How to generalise implementations of 'Seq[String] => Seq[Int]' and 'Iterator[String] => Iterator[Int]' for file processing?


Suppose I've got a function Seq[String] => Seq[Int], e.g. def len(as: Seq[String]): Int = as.map(_.length). Now I would like to apply this function to a text file, e.g. transform all the file lines to numbers.

I read a text file as scala.io.Source.fromFile("/tmp/xxx.txt").getLines that returns an iterator.
I can use toList or to(LazyList) to "convert" the iterator to Seq but then I read the whole file into the memory.

So I need to write another function Iterator[String] => Iterator[Int], which is actually a copied version of Seq[String] => Seq[Int]. Is it correct ? What is the best way to avoid the duplicated code?


Solution

  • If you have an arbitrary function Seq[String] => Seq[Int], then

    I use toList or to(LazyList) to "convert" the iterator to Seq but in both cases I read the whole file in the memory.

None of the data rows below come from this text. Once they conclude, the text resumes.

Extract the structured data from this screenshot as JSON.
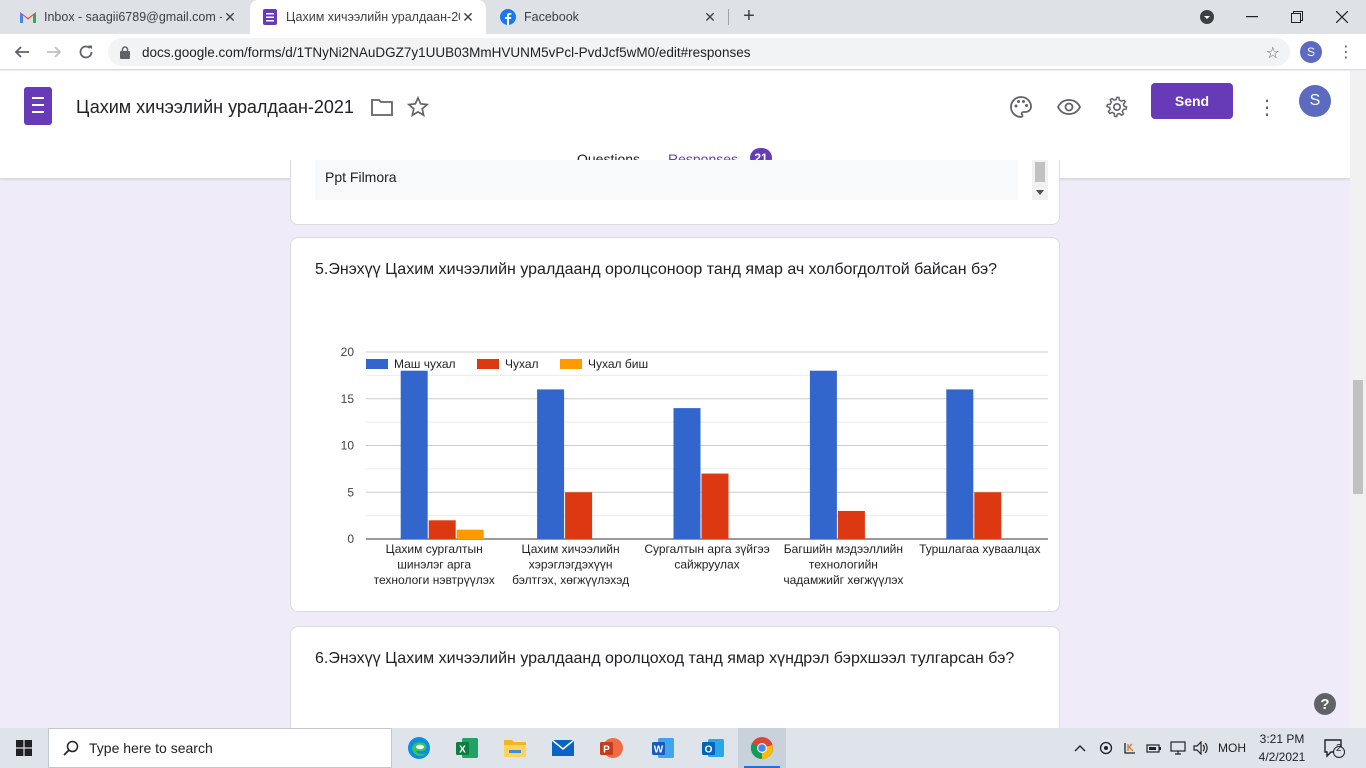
{
  "browser": {
    "tabs": [
      {
        "label": "Inbox - saagii6789@gmail.com -",
        "icon": "gmail-icon",
        "active": false
      },
      {
        "label": "Цахим хичээлийн уралдаан-2021",
        "icon": "google-forms-icon",
        "active": true
      },
      {
        "label": "Facebook",
        "icon": "facebook-icon",
        "active": false
      }
    ],
    "url": "docs.google.com/forms/d/1TNyNi2NAuDGZ7y1UUB03MmHVUNM5vPcl-PvdJcf5wM0/edit#responses",
    "profile_initial": "S"
  },
  "form": {
    "title": "Цахим хичээлийн уралдаан-2021",
    "send_label": "Send",
    "avatar_initial": "S",
    "tabs": {
      "questions": "Questions",
      "responses": "Responses",
      "responses_count": "21"
    },
    "accent": "#673ab7"
  },
  "previous_answer": {
    "text": "Ppt Filmora"
  },
  "question5": {
    "text": "5.Энэхүү Цахим хичээлийн уралдаанд оролцсоноор танд ямар ач холбогдолтой байсан бэ?"
  },
  "question6": {
    "text": "6.Энэхүү Цахим хичээлийн уралдаанд оролцоход танд ямар хүндрэл бэрхшээл тулгарсан бэ?"
  },
  "chart_data": {
    "type": "bar",
    "title": "",
    "xlabel": "",
    "ylabel": "",
    "ylim": [
      0,
      20
    ],
    "yticks": [
      "0",
      "5",
      "10",
      "15",
      "20"
    ],
    "grid": true,
    "legend_position": "top",
    "categories": [
      [
        "Цахим сургалтын",
        "шинэлэг арга",
        "технологи нэвтрүүлэх"
      ],
      [
        "Цахим хичээлийн",
        "хэрэглэгдэхүүн",
        "бэлтгэх, хөгжүүлэхэд"
      ],
      [
        "Сургалтын арга зүйгээ",
        "сайжруулах"
      ],
      [
        "Багшийн мэдээллийн",
        "технологийн",
        "чадамжийг хөгжүүлэх"
      ],
      [
        "Туршлагаа хуваалцах"
      ]
    ],
    "series": [
      {
        "name": "Маш чухал",
        "color": "#3366cc",
        "values": [
          18,
          16,
          14,
          18,
          16
        ]
      },
      {
        "name": "Чухал",
        "color": "#dc3912",
        "values": [
          2,
          5,
          7,
          3,
          5
        ]
      },
      {
        "name": "Чухал биш",
        "color": "#ff9900",
        "values": [
          1,
          0,
          0,
          0,
          0
        ]
      }
    ]
  },
  "taskbar": {
    "search_placeholder": "Type here to search",
    "apps": [
      "edge-icon",
      "excel-icon",
      "file-explorer-icon",
      "mail-icon",
      "powerpoint-icon",
      "word-icon",
      "outlook-icon",
      "chrome-icon"
    ],
    "language": "МОН",
    "time": "3:21 PM",
    "date": "4/2/2021",
    "notifications": "2"
  }
}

    is the best you can do, because the function can start by looking at the end of the Seq[String], or its length, etc.

    And Scala doesn't let you look "inside" the function and figure out "it's map(something), I can just do the same map for iterators" (there are some caveats with macros, but not really useful here).

    So I need to write another function Iterator[String] => Iterator[Int], which is actually a copied version of Seq[String] => Seq[Int]. Is it correct ? What is the best way to avoid the duplicated code?

    If you control the definition of the function, you can use higher-kinded types to define a function which works for both cases. E.g. in Scala 2.13

    def len[C[A] <: IterableOnceOps[A, C, C[A]]](as: C[String]): C[Int] = as.map(_.length)
    
    val x: Seq[Int] = len(Seq("a", "b"))      
    val y: Iterator[Int] = len(Iterator("a", "b"))